Breaking News

Pengakuan Keistimewaan Pemerintah Daerah



Penulis: H. Albar Sentosa Subari, S.H., S.U. (Ketua Jejaring Panca Mandala Sriwijaya Sumatera Selatan)

Jendelakita.my.id – Selain asas otonomi sebagaimana tercantum dalam Pasal 18 Undang-Undang Dasar (UUD) Negara Republik Indonesia Tahun 1945 hasil amendemen tahun 2002, hubungan antara pemerintah pusat dan pemerintah daerah provinsi, kabupaten, serta kota diatur dalam suatu undang-undang dengan memperhatikan kekhususan masing-masing daerah, sebagaimana diatur dalam Pasal 18B ayat (1).

Selain itu, negara mengakui dan menghormati kesatuan-kesatuan masyarakat hukum adat beserta hak-hak tradisionalnya, sepanjang masih hidup dan sesuai dengan perkembangan masyarakat serta prinsip Negara Kesatuan Republik Indonesia, sebagaimana tercantum dalam Pasal 18B ayat (2).

Pasal ini merupakan perwujudan dari kebhinnekaan masyarakat dan wilayah Negara Indonesia, dengan segala kekayaan etnis, budaya, adat istiadat, serta karakter masing-masing daerah, sepanjang tidak bertentangan dengan prinsip Negara Kesatuan Republik Indonesia, serta tetap menjunjung tinggi harkat dan martabat manusia.

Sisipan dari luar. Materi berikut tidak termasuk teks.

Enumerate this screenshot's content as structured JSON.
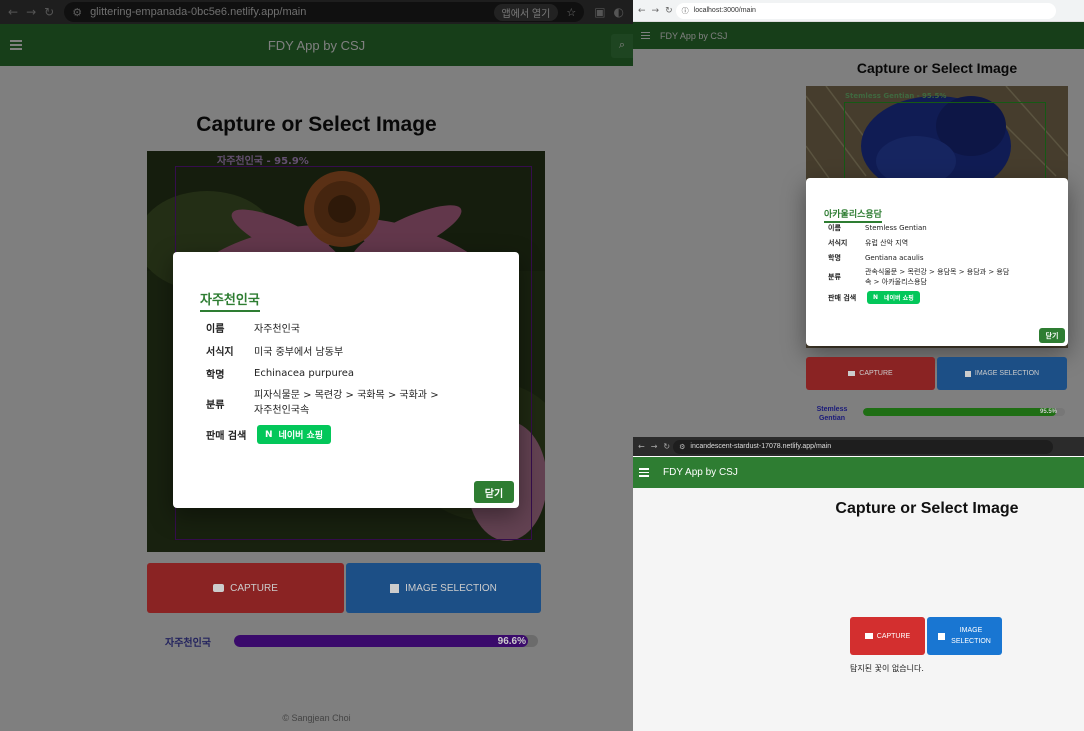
{
  "colors": {
    "appbar": "#2e7d32",
    "capture": "#d32f2f",
    "image_selection": "#1976d2",
    "naver": "#03c75a",
    "bar_purple": "#5e0aa8",
    "bar_green": "#3cb521",
    "species_label": "#1a1aa6"
  },
  "left": {
    "url": "glittering-empanada-0bc5e6.netlify.app/main",
    "open_in_app": "앱에서 열기",
    "app_title": "FDY App by CSJ",
    "heading": "Capture or Select Image",
    "bbox_label": "자주천인국 - 95.9%",
    "dialog": {
      "title": "자주천인국",
      "rows": [
        {
          "label": "이름",
          "value": "자주천인국"
        },
        {
          "label": "서식지",
          "value": "미국 중부에서 남동부"
        },
        {
          "label": "학명",
          "value": "Echinacea purpurea"
        },
        {
          "label": "분류",
          "value": "피자식물문 > 목련강 > 국화목 > 국화과 > 자주천인국속"
        }
      ],
      "shop_label": "판매 검색",
      "naver_label": "네이버 쇼핑",
      "naver_icon": "N",
      "close_label": "닫기"
    },
    "capture_label": "CAPTURE",
    "selection_label": "IMAGE SELECTION",
    "result_name": "자주천인국",
    "result_percent": "96.6%",
    "result_fraction": 0.966,
    "footer": "© Sangjean Choi"
  },
  "right_top": {
    "url": "localhost:3000/main",
    "app_title": "FDY App by CSJ",
    "heading": "Capture or Select Image",
    "bbox_label": "Stemless Gentian - 95.5%",
    "dialog": {
      "title": "아카울리스용담",
      "rows": [
        {
          "label": "이름",
          "value": "Stemless Gentian"
        },
        {
          "label": "서식지",
          "value": "유럽 산악 지역"
        },
        {
          "label": "학명",
          "value": "Gentiana acaulis"
        },
        {
          "label": "분류",
          "value": "관속식물문 > 목련강 > 용담목 > 용담과 > 용담속 > 아카울리스용담"
        }
      ],
      "shop_label": "판매 검색",
      "naver_label": "네이버 쇼핑",
      "naver_icon": "N",
      "close_label": "닫기"
    },
    "capture_label": "CAPTURE",
    "selection_label": "IMAGE SELECTION",
    "result_name": "Stemless Gentian",
    "result_percent": "95.5%",
    "result_fraction": 0.955
  },
  "right_bottom": {
    "url": "incandescent-stardust-17078.netlify.app/main",
    "app_title": "FDY App by CSJ",
    "heading": "Capture or Select Image",
    "capture_label": "CAPTURE",
    "selection_label": "IMAGE SELECTION",
    "no_flower": "탐지된 꽃이 없습니다."
  }
}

Kelahiran suatu bangsa memiliki karakteristik, sifat, ciri khas, serta keunikan tersendiri yang sangat dipengaruhi oleh berbagai faktor pendukung terbentuknya bangsa tersebut. Adapun faktor-faktor yang mendukung lahirnya bangsa Indonesia antara lain:

  1. Faktor objektif, meliputi aspek geologis-ekologis dan demografis;

  2. Faktor subjektif, yaitu faktor historis, politik, dan kebudayaan yang dimiliki oleh bangsa Indonesia.

Menurut Mr. Mohammad Yamin, berdirinya negara kebangsaan Indonesia tidak dapat dipisahkan dari kerajaan-kerajaan lama yang merupakan warisan nenek moyang bangsa Indonesia. Negara kebangsaan Indonesia terbentuk melalui tiga tahap, yaitu:

  • Tahap pertama: Zaman Sriwijaya di bawah Wangsa Syailendra (600–1400 M), yang bercirikan kedatuan.

  • Tahap kedua: Zaman Majapahit (1293–1525 M), yang bercirikan keprabuan. Kedua tahap ini dikenal sebagai negara kebangsaan Indonesia lama.

  • Tahap ketiga: Negara kebangsaan Indonesia modern, yaitu Negara Indonesia Merdeka yang diproklamasikan pada 17 Agustus 1945 (Sekretariat Negara RI, 1995: 11).

Robert de Ventos, sebagaimana dikutip oleh Manuel Castells dalam bukunya The Power of Identity (Suryo dalam Kaelan, 2020), mengemukakan teori mengenai munculnya identitas nasional suatu bangsa sebagai hasil interaksi dari empat faktor, yaitu:

  1. Faktor primer: etnisitas, teritorial, bahasa, agama, dan unsur serupa lainnya;

  2. Faktor pendorong: pembangunan komunikasi dan teknologi, lahirnya angkatan bersenjata modern, serta pembangunan lainnya dalam kehidupan bernegara;

  3. Faktor penarik: kodifikasi bahasa dalam tata gramatika resmi, pertumbuhan birokrasi, dan pemantapan sistem pendidikan nasional;

  4. Faktor reaktif: penindasan, dominasi, serta pencarian identitas alternatif melalui gerakan kolektif rakyat.

Keempat faktor tersebut pada dasarnya terlibat dalam proses pembentukan identitas nasional bangsa Indonesia yang telah berkembang sejak sebelum kemerdekaan. Pencarian identitas nasional bangsa Indonesia senantiasa melekat pada perjuangan bangsa dalam membangun negara dengan konsep dan nama Indonesia.

Bangsa dan negara Indonesia dibentuk dari unsur-unsur masyarakat lama, kemudian dipersatukan dalam suatu kesatuan bangsa dan negara yang berlandaskan prinsip nasionalisme modern. Oleh karena itu, pembentukan identitas nasional Indonesia berkaitan erat dengan unsur sosial, ekonomi, budaya, etnis, agama, serta geografis yang saling terkait dan terbentuk melalui proses sejarah yang panjang.